Tis the season for my favourite fruit! I’m a fig fancier by nature and can’t get enough of them when they’re in season.

Imagine my delight then, when I noticed that our Ibiza villa had two fig trees in the garden! To me the prospect of fresh and organic figs on tap for a week was more exciting than Pasha. I picked them fresh every morning for breakfast and snacked on them during the day and despite their delicate nature I couldn’t resist bringing a bag full home with me so I could enjoy my Spanish figs for just a little longer.

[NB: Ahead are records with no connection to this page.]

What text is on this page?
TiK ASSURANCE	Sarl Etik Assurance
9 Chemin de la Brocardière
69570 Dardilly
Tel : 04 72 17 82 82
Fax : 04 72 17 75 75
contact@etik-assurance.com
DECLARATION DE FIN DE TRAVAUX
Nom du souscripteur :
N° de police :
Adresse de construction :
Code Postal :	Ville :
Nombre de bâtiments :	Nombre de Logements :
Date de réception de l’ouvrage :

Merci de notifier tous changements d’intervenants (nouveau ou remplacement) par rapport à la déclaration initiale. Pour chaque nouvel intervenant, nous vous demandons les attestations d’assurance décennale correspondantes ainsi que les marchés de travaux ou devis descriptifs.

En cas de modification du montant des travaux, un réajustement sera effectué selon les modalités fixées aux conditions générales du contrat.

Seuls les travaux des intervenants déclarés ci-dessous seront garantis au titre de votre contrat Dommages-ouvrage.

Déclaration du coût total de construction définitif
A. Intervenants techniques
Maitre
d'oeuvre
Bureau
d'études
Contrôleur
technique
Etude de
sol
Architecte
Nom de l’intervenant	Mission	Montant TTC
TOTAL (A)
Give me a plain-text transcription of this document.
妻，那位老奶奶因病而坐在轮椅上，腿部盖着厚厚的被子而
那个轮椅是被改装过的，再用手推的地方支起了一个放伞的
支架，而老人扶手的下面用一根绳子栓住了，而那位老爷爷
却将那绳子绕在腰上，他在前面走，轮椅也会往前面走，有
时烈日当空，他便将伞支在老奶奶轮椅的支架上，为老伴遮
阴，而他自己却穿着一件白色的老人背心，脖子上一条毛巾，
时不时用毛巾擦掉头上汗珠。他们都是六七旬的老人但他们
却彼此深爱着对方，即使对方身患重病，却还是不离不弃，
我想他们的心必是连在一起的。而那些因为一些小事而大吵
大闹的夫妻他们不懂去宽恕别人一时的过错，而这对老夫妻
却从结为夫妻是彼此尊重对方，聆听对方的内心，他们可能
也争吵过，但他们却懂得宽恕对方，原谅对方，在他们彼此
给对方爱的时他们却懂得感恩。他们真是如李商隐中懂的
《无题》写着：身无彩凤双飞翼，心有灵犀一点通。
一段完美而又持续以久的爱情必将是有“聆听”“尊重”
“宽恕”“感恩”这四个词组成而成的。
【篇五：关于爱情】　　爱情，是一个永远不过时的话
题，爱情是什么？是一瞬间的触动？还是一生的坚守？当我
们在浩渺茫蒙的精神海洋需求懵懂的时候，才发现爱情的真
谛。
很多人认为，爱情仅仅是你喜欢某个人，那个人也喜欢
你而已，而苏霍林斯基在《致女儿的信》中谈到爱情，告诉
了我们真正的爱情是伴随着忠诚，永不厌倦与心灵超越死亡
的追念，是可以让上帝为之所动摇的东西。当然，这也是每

They didn’t last long in our house and so off I popped to the local shop to feed the fig habit. 70p a fig seemed a bit steep but a gal has to have her fix so I bought a bag full. Imagine my horror when I discovered that these fruits were mere imposters; tasteless, dry imposters! They were probably picked under-ripe in some far flung land and left to ripen unnaturally on the journey to my local market. There was nothing for it, I had to find another way to eat these that would introduce some flavour so I got all retro and tried my hand at some home made fig rolls (Fig Newtons in the states).  You remember the ones: 

Obviously I had to make a healthier version. If I couldn’t enjoy my figs fresh then the least I could do is make a healthier version of this classic high fat and high sugar treat. This recipe doesn’t include sugar and I’ve kept fat very very low. I've replaced refined white flour with (the gluten free, high protein) buckwheat flour and also some wholewheat flour. The fig rolls are sweetened with honey and apple puree and there is less than 100g of butter in the whole batch. These make a nice snack or are also good at breakfast.
A word on why we should eat fresh figs:

  • They’re low calorie. 100g of fresh figs contains just 74 calories (when dried 100g contains 249 calories!)
  • Excellent source of calcium, copper, potassium, manganese, iron, selenium and zinc.
  • High fibre
  • High in anti-oxidants
  • High in B vitamins, which aid metabolism
  • Contain chlorogenic acid, which can lower blood sugar levels and therefore help with the management and prevention of type 2 diabetes.

~ Recipe for Home-made, healthier fig rolls ~

Fig Jam:

3 tbsp unsweetened apple puree (I used a home made one but shop bought will also work)

8 fresh figs, roughly chopped and stems removed

2 tbsp honey (I used locally produced, organic honey)

1 tsp cinnamon

1 tsp all spice

1 star anise


110g buckwheat flour

110g wholewheat flour

100g butter

1 egg

2 tbsp honey

1 tsp vanilla extract

pinch of salt


To make the jam filling
place the figs, along with all the other ingredients, except the honey in a saucepan. Bring to a boil, and then let simmer for about an hour, or until the figs are soft and the jam has thickened. Stir in the honey (to taste). Cool and place in a food processor or blender, blend on a low setting until all big chunks are gone but some smaller chucks remain.

Preheat the oven to 190 degrees (Celsius).

To make the dough
blend all the ingredients well, either by hand or in a food processor until a ball of dough forms.

Separate the dough into 2 balls and chill for 30 minutes.

Take a ball of dough and place it on a piece of parchment paper. Roll the dough out to form a layer of about 12 by 4 inches and about ½ cm thickness.

Spread the jam along the length of the rectangle and fold the dough lengthways. Press the dough at the ends to seal it.

Repeat for the second ball of dough.

Keeping the dough on its parchment paper, place in a baking tray and bake for 15 minutes, or until they are browned on the sides and top.

Allow to cool or if you’re like me burn your mouth on the jam and eat them straight out of the oven!
05/28/2013 03:04

do you allow guest posting, i have some recipe of Fig Roll to post.